Setting up the AI Agent
This section initializes our OpenAI executor. The simpleOpenAIExecutor creates a connection to OpenAI's API using your API key from environment variables.
Configuration Notes:
- Store your OpenAI API key in the OPENAI_API_KEY environment variable
- The executor handles authentication and API communication automatically
- Different executor types are available for various LLM providers
Agent Assembly
val game = ChessGame()
val toolRegistry = ToolRegistry { tools(listOf(Move(game))) }
// Create a chat agent with a system prompt and the tool registry
val agent = AIAgent(
executor = baseExecutor,
strategy = strategy,
llmModel = OpenAIModels.Reasoning.O3Mini,
systemPrompt = """
You are an agent who plays chess.
You should always propose a move in response to the "Your move!" message.
DO NOT HALLUCINATE!!!
DO NOT PLAY ILLEGAL MOVES!!!
YOU CAN SEND A MESSAGE ONLY IF IT IS A RESIGNATION OR A CHECKMATE!!!
""".trimMargin(),
temperature = 0.0,
toolRegistry = toolRegistry,
maxIterations = 200,
)
Here we assemble all components into a functional chess-playing agent:
Key Configuration:
- Model Choice: Using OpenAIModels.Reasoning.O3Mini for high-quality chess play
- Temperature: Set to 0.0 for deterministic, strategic moves
- System Prompt: Carefully crafted instructions emphasizing legal moves and proper behavior
- Tool Registry: Provides the agent access to the Move tool
- Max Iterations: Set to 200 to allow for complete games
System Prompt Design: - Emphasizes move proposal responsibility - Prohibits hallucination and illegal moves - Restricts messaging to only resignations or checkmate declarations - Creates focused, game-oriented behavior
Running the Basic Agent
import kotlinx.coroutines.runBlocking
println("Chess Game started!")
val initialMessage = "Starting position is ${game.getBoard()}. White to move!"
runBlocking {
agent.run(initialMessage)
}
Chess Game started!
8 r n b q k b n r
7 p p p p p p p p
6 * * * * * * * *
5 * * * * * * * *
4 * * * * P * * *
3 * * * * * * * *
2 P P P P * P P P
1 R N B Q K B N R
a b c d e f g h
-----------------
8 r n b q k b n r
7 p p p p * p p p
6 * * * * * * * *
5 * * * * p * * *
4 * * * * P * * *
3 * * * * * * * *
2 P P P P * P P P
1 R N B Q K B N R
a b c d e f g h
-----------------
8 r n b q k b n r
7 p p p p * p p p
6 * * * * * * * *
5 * * * * p * * *
4 * * * * P * * *
3 * * * * * N * *
2 P P P P * P P P
1 R N B Q K B * R
a b c d e f g h
-----------------
8 r n b q k b * r
7 p p p p * p p p
6 * * * * * n * *
5 * * * * p * * *
4 * * * * P * * *
3 * * * * * N * *
2 P P P P * P P P
1 R N B Q K B * R
a b c d e f g h
-----------------
8 r n b q k b * r
7 p p p p * p p p
6 * * * * * n * *
5 * * * * p * * *
4 * * * * P * * *
3 * * N * * N * *
2 P P P P * P P P
1 R * B Q K B * R
a b c d e f g h
-----------------
The execution was interrupted
This basic agent plays autonomously, making moves automatically. The game output shows the sequence of moves and board states as the AI plays against itself.
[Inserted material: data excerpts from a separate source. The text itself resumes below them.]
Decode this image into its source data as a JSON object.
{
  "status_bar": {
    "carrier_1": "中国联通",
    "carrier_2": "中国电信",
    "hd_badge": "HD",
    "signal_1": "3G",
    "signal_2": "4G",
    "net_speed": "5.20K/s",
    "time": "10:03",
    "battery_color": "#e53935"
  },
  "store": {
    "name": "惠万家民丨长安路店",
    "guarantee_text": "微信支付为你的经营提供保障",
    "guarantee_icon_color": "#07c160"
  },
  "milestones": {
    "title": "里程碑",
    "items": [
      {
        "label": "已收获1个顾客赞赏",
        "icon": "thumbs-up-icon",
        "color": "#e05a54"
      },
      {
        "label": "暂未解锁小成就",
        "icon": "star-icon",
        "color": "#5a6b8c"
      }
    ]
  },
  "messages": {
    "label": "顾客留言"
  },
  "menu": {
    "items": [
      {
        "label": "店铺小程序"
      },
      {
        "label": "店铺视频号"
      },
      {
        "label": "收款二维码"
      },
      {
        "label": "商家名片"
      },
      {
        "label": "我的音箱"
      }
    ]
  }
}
Advanced Feature: Interactive Choice Selection
The next sections demonstrate a more sophisticated approach where users can participate in the AI's decision-making process by choosing from multiple AI-generated moves.
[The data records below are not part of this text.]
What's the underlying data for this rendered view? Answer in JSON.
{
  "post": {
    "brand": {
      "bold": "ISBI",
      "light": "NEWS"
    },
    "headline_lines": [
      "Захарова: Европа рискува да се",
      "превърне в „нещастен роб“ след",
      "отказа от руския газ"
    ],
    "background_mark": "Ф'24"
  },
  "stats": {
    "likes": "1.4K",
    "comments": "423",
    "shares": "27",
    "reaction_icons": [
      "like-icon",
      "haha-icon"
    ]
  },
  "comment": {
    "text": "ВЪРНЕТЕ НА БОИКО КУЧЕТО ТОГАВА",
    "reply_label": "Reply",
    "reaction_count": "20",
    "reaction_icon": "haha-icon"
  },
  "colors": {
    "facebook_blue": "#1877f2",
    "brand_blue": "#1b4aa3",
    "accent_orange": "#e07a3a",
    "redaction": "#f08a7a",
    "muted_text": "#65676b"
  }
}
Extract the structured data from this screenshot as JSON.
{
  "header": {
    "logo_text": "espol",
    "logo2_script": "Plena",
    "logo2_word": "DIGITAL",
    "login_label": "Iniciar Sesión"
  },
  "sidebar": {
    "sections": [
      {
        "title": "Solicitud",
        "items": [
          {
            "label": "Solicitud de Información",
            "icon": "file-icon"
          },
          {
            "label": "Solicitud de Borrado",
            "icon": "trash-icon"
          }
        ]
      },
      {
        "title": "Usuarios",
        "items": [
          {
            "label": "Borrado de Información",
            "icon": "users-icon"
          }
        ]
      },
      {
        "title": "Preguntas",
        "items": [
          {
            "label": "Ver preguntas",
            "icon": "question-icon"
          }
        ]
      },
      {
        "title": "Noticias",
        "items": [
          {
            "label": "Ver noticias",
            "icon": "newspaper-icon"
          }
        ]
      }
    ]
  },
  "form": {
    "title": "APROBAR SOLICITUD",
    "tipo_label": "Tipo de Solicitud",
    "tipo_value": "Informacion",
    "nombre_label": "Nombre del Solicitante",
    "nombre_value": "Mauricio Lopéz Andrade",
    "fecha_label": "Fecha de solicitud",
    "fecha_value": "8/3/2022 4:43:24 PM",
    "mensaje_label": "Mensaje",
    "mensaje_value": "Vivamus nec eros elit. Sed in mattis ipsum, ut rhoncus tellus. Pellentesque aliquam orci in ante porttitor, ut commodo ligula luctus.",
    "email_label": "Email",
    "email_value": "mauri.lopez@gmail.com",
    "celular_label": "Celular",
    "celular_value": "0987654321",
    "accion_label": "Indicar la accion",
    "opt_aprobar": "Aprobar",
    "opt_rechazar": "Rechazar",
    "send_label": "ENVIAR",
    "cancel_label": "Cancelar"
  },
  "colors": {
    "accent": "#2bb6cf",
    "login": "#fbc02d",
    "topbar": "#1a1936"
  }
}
Custom Choice Selection Strategy
import ai.koog.agents.core.feature.choice.ChoiceSelectionStrategy
/**
* `AskUserChoiceStrategy` allows users to interactively select a choice from a list of options
* presented by a language model. The strategy uses customizable methods to display the prompt
* and choices and read user input to determine the selected choice.
*
* @property promptShowToUser A function that formats and displays a given `Prompt` to the user.
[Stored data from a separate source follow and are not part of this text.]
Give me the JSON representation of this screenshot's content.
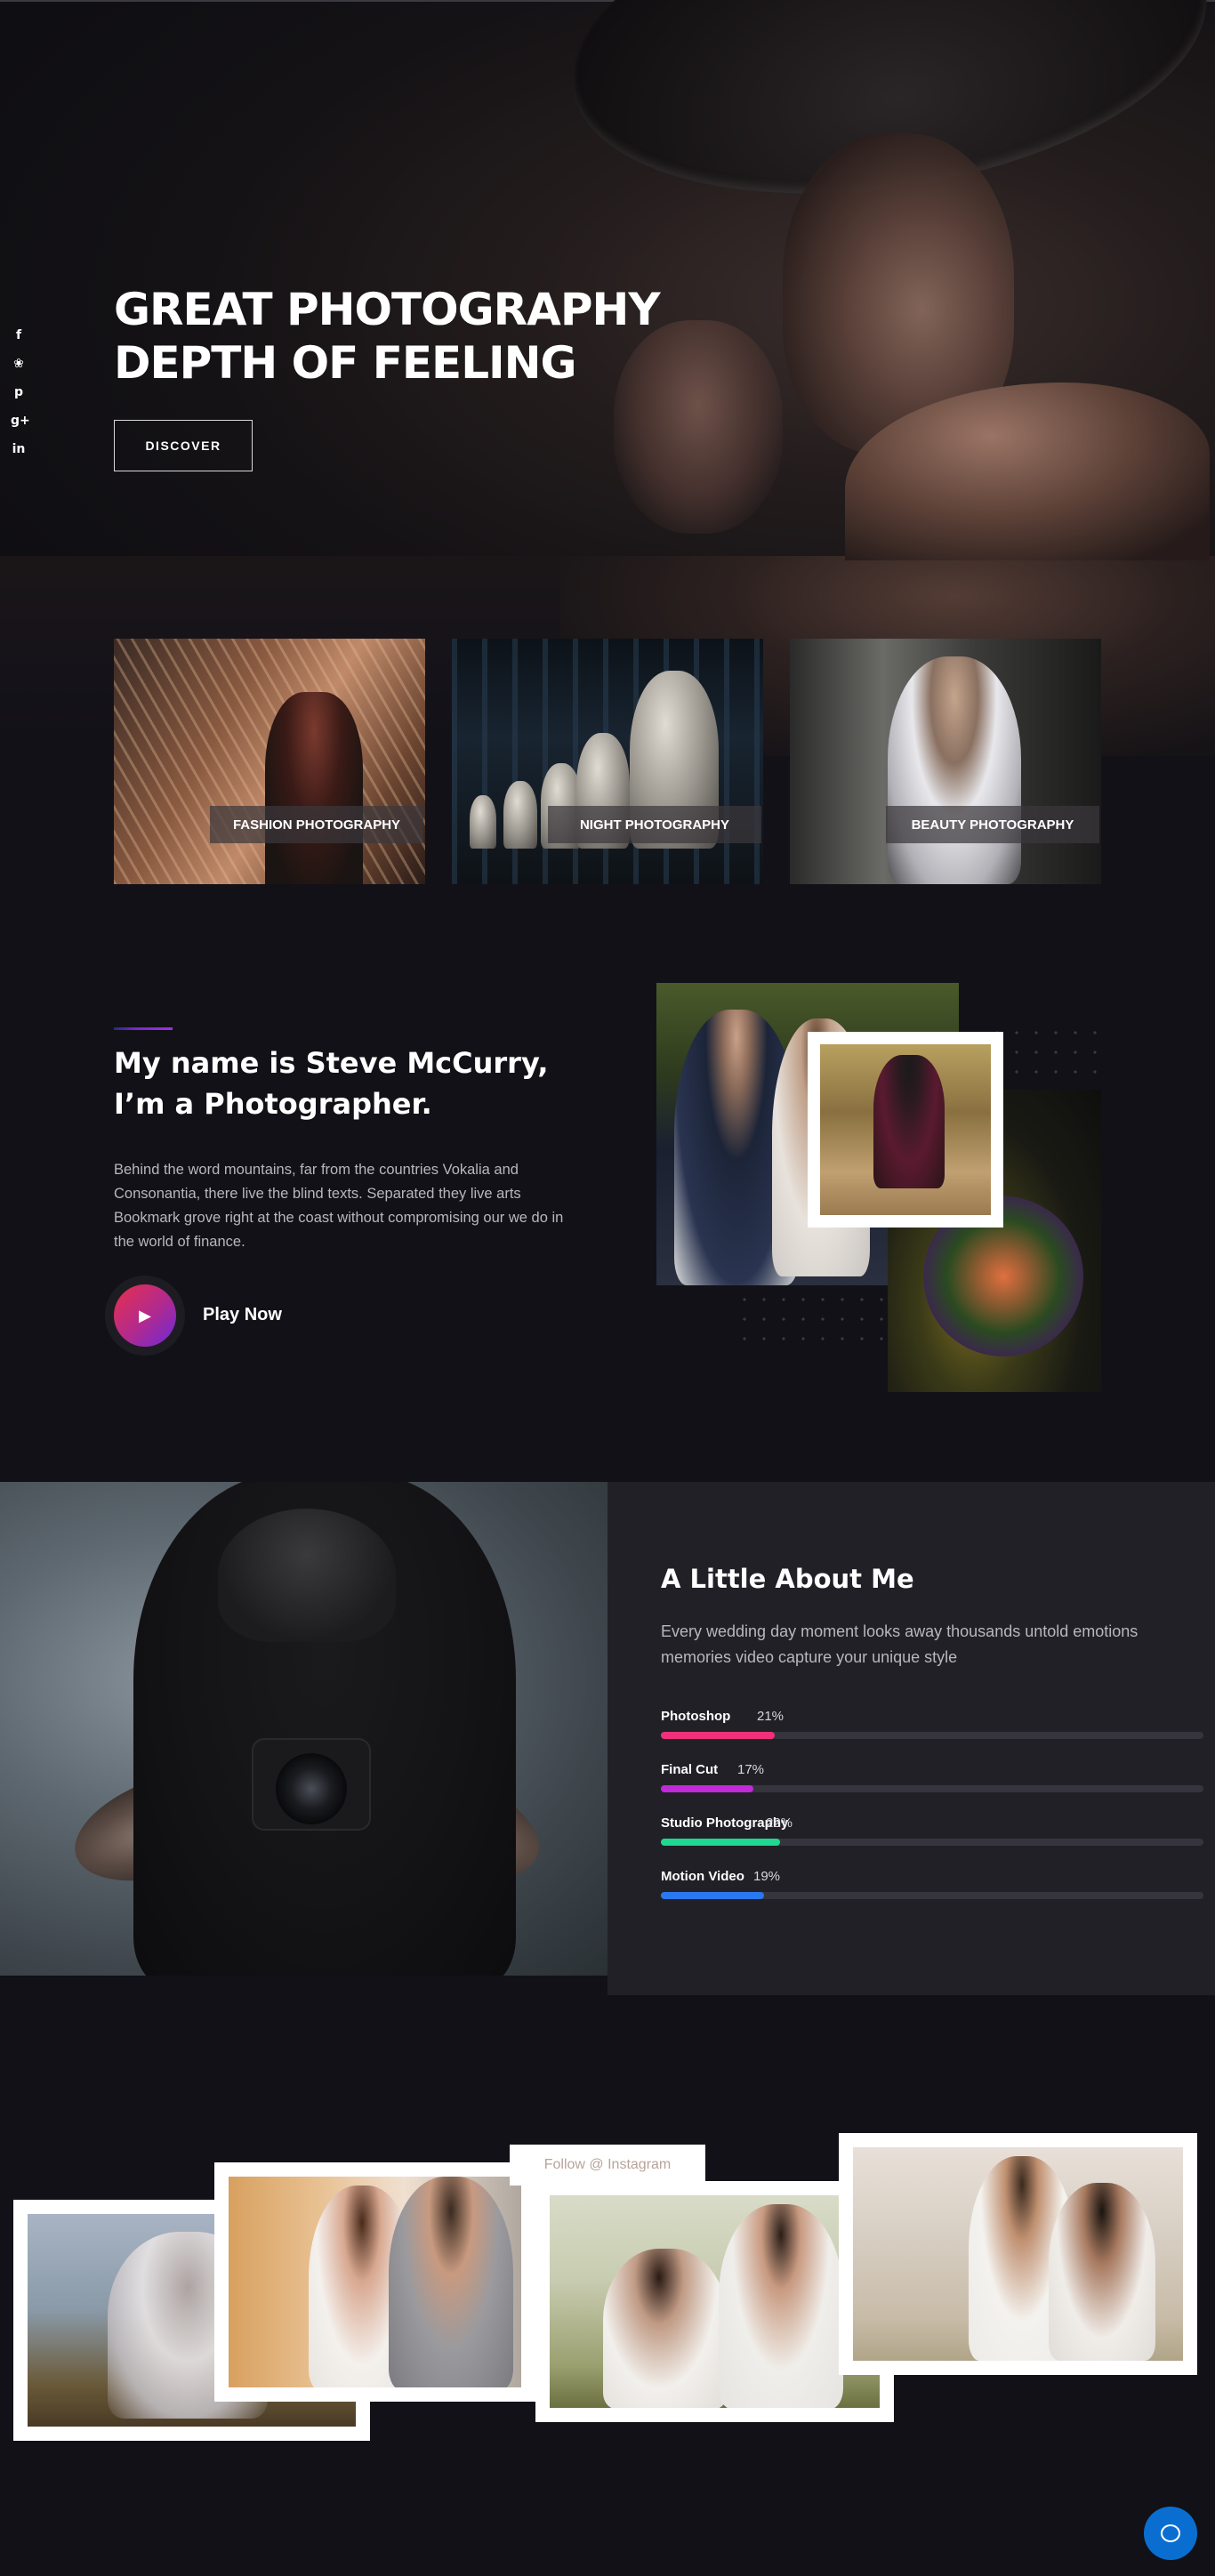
{
  "social": [
    {
      "icon": "facebook-icon",
      "glyph": "f"
    },
    {
      "icon": "twitter-icon",
      "glyph": "❀"
    },
    {
      "icon": "pinterest-icon",
      "glyph": "p"
    },
    {
      "icon": "google-plus-icon",
      "glyph": "g+"
    },
    {
      "icon": "linkedin-icon",
      "glyph": "in"
    }
  ],
  "hero": {
    "title_line1": "GREAT PHOTOGRAPHY",
    "title_line2": "DEPTH OF FEELING",
    "button": "DISCOVER"
  },
  "categories": [
    {
      "label": "FASHION PHOTOGRAPHY"
    },
    {
      "label": "NIGHT PHOTOGRAPHY"
    },
    {
      "label": "BEAUTY PHOTOGRAPHY"
    }
  ],
  "about": {
    "title": "My name is Steve McCurry, I’m a Photographer.",
    "text": "Behind the word mountains, far from the countries Vokalia and Consonantia, there live the blind texts. Separated they live arts Bookmark grove right at the coast without compromising our we do in the world of finance.",
    "play_label": "Play Now"
  },
  "skills_section": {
    "title": "A Little About Me",
    "text": "Every wedding day moment looks away thousands untold emotions memories video capture your unique style",
    "skills": [
      {
        "name": "Photoshop",
        "percent_text": "21%",
        "value": 21,
        "color": "#f0307a"
      },
      {
        "name": "Final Cut",
        "percent_text": "17%",
        "value": 17,
        "color": "#c02ad8"
      },
      {
        "name": "Studio Photography",
        "percent_text": "22%",
        "value": 22,
        "color": "#20d890"
      },
      {
        "name": "Motion Video",
        "percent_text": "19%",
        "value": 19,
        "color": "#2a78f0"
      }
    ]
  },
  "instagram": {
    "follow_label": "Follow @ Instagram"
  },
  "colors": {
    "background": "#121117",
    "panel": "#212027",
    "chat_button": "#0a6ed1",
    "accent_gradient": [
      "#e8304a",
      "#b02a90",
      "#6a2ad8"
    ]
  }
}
* @property choiceShowToUser A function that formats and represents a given `LLMChoice` to the user.
* @property print A function responsible for displaying messages to the user, e.g., for showing prompts or feedback.
* @property read A function to capture user input.
*/
class AskUserChoiceSelectionStrategy(
private val promptShowToUser: (Prompt) -> String = { "Current prompt: $it" },
private val choiceShowToUser: (LLMChoice) -> String = { "$it" },
private val print: (String) -> Unit = ::println,
private val read: () -> String? = ::readlnOrNull
) : ChoiceSelectionStrategy {
override suspend fun choose(prompt: Prompt, choices: List<LLMChoice>): LLMChoice {
print(promptShowToUser(prompt))
print("Available LLM choices")
choices.withIndex().forEach { (index, choice) ->
print("Choice number ${index + 1}: ${choiceShowToUser(choice)}")
}
var choiceNumber = ask(choices.size)
while (choiceNumber == null) {
print("Invalid response.")
choiceNumber = ask(choices.size)
}
return choices[choiceNumber - 1]
}
private fun ask(numChoices: Int): Int? {
print("Please choose a choice. Enter a number between 1 and $numChoices: ")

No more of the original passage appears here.